One of the most attractive of the all flowering trees. The impact of this tree is not in its tiny flowers but in the large, white papery bracts that hang from the branches in late spring.

Family: Nyssaceae
Botanical Name: Davidia
Common Names: Handkerchief tree, ghost tree, Chinese dove-tree

Foliage: Deciduous, large green leaves with heavy veining and felted undersides.

Blossom: The tiny flower-heads are surrounded by two large white bracts. After flowering, large dark globular fruits appear, turning purple with age.

Flowering Period: May

Soil: Moist but well-drained fertile soil (chalk, clay, sand or loam). Acid, alkaline or neutral pH.

Conditions: Full sun or partial shade. Plant in any aspect in a sheltered location.

Habit: Bushy.

Type: Large shrub or medium-sized tree.

Origin: China

Hardiness: Hardy in the UK.

Planting and Growing Davidia

Plant in any good, well drained garden soil. Although slow growing it needs plenty of space to develop.
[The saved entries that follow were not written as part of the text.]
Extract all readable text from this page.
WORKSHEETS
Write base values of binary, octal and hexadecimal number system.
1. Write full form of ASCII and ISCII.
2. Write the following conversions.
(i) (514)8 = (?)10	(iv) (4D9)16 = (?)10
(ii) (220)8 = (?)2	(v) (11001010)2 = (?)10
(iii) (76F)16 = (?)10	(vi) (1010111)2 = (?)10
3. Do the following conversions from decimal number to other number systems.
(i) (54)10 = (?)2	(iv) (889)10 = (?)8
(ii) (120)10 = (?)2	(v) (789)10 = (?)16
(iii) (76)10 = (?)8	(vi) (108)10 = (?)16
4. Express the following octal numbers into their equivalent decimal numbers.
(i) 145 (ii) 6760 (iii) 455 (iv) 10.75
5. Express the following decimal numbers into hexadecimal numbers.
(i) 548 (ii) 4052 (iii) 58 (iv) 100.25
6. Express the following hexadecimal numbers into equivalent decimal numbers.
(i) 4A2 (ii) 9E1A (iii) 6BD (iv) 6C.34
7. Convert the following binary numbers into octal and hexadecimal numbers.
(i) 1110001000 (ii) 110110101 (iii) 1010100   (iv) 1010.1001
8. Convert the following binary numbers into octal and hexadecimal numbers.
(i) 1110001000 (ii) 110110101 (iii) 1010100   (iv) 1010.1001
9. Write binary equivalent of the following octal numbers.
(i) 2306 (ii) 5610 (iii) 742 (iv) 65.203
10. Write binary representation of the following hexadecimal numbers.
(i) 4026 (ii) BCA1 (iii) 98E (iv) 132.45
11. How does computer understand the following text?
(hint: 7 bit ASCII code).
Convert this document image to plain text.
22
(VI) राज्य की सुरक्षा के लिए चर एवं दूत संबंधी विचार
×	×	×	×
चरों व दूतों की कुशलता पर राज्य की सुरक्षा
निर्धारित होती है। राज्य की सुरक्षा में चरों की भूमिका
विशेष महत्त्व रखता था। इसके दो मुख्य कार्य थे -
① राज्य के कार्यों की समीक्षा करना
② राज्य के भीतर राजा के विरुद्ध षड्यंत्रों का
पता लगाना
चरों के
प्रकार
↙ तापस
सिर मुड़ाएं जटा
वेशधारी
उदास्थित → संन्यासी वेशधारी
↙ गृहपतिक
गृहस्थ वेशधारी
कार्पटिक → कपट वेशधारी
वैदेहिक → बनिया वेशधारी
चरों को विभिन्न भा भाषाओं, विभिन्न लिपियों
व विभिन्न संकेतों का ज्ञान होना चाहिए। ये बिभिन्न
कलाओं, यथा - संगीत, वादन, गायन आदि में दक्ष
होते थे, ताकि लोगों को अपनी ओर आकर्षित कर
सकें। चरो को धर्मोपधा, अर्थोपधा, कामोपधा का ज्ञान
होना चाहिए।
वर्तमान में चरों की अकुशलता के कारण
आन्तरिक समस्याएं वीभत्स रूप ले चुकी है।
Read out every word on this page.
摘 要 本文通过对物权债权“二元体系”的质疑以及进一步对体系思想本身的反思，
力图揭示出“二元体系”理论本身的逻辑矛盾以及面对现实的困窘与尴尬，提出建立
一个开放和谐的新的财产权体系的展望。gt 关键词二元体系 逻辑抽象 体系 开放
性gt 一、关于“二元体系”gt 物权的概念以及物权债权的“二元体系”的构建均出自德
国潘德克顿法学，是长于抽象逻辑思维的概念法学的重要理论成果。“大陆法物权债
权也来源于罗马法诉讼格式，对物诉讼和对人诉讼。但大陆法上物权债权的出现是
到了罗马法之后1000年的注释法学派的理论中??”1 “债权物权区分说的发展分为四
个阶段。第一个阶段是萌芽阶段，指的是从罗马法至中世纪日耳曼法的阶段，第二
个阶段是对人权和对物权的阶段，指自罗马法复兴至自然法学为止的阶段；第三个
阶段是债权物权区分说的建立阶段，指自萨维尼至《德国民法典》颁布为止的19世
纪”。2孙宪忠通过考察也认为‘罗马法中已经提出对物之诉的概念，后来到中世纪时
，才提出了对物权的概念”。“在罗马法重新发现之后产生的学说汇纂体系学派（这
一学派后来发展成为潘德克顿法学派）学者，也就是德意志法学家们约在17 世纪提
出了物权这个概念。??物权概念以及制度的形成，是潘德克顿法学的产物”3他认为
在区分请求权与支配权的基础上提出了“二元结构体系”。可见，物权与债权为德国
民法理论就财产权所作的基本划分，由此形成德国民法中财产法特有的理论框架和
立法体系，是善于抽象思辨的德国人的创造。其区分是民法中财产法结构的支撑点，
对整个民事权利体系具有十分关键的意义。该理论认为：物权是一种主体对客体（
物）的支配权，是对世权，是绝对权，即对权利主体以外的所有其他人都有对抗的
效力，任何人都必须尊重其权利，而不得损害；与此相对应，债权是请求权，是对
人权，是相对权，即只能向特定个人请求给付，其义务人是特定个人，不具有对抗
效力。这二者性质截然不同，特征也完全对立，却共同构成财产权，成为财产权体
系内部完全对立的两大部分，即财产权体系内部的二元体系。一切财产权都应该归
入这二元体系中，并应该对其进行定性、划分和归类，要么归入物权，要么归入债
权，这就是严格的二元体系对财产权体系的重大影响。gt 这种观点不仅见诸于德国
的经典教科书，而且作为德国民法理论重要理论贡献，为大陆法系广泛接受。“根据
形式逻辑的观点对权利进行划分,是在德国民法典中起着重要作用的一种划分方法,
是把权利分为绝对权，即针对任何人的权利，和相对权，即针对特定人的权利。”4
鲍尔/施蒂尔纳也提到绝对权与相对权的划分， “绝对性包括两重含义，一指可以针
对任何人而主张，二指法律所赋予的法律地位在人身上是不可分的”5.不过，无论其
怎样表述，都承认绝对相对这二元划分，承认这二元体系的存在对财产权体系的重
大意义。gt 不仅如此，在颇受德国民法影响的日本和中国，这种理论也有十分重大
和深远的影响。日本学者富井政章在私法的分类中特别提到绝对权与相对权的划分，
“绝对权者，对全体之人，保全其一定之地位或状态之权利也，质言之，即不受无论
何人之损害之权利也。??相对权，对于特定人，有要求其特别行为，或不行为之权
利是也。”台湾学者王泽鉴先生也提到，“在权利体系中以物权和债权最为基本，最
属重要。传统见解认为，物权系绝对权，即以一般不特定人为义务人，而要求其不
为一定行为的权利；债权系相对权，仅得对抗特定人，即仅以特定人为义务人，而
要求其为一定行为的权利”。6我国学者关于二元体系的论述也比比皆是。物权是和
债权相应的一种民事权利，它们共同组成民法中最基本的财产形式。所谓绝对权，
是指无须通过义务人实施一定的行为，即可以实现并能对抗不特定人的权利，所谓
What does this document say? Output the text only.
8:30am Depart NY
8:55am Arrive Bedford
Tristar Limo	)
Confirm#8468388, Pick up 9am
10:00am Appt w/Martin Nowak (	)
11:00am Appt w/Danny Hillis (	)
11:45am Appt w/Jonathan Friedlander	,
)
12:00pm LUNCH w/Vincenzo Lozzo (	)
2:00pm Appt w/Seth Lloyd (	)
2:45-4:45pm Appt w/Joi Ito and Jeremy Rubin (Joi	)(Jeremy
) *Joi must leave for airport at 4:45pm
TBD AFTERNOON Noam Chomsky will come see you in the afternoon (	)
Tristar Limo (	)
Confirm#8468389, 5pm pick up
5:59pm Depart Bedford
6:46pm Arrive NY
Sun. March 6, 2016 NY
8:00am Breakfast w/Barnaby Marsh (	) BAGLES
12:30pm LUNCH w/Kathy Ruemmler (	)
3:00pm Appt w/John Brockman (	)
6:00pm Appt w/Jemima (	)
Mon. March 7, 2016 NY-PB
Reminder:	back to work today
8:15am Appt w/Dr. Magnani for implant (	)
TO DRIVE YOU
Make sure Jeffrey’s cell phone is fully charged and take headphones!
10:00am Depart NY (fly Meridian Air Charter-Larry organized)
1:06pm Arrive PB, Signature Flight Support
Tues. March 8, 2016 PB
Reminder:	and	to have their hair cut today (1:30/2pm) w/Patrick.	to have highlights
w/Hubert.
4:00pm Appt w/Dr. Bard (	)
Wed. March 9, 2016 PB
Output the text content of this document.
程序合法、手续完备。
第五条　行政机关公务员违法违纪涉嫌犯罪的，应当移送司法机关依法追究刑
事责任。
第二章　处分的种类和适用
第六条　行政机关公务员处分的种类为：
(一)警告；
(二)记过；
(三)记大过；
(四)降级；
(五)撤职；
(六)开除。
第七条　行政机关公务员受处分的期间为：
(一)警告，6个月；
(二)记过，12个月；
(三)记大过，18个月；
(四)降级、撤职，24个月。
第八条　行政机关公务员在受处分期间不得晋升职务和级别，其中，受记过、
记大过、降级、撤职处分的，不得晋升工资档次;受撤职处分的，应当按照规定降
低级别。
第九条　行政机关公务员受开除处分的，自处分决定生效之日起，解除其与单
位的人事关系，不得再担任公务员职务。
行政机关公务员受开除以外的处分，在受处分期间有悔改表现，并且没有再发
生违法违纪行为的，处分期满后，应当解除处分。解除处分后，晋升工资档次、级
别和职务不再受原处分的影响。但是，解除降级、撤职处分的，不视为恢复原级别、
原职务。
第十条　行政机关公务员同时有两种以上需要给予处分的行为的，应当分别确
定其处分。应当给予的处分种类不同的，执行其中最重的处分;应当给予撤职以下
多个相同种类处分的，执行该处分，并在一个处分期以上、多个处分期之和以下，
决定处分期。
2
Note: cutting back a large tree that has outgrown its space can be costly and harm future growth, so ensure it is sited well.

Taking Care of Davidia

Thrives best when given some shelter from wind and strong sun in its early stages. Note: the flowers do not usually appear until about 10 years after planting.

Pruning Davidia

Initial pruning may be needed to promote a single-stemmed, tree-like shape. One established no further pruning is necessary.

Pests and Diseases

Generally trouble free.

Propagating Davidia

The large nut-like seeds can be sown after exposure to cold winter weather. Note: seeds may take 2 or 3 years to germinate. Alternatively, take half-ripe cuttings in late summer or layer branches of young plants. Hardwood cuttings can also be taken in late autumn.

Popular Varieties of Davidia

D. involucrata is the only species available in the UK.

Davidia involucrata is a shapely branched tree with bright green, lime-shaped leaves. The branches are covered in May with distinctive white handkerchief-like bracts. Height to 50ft (15m), spread to 33ft (10m). The popular form Vilmoriniana has smooth unfelted leaves.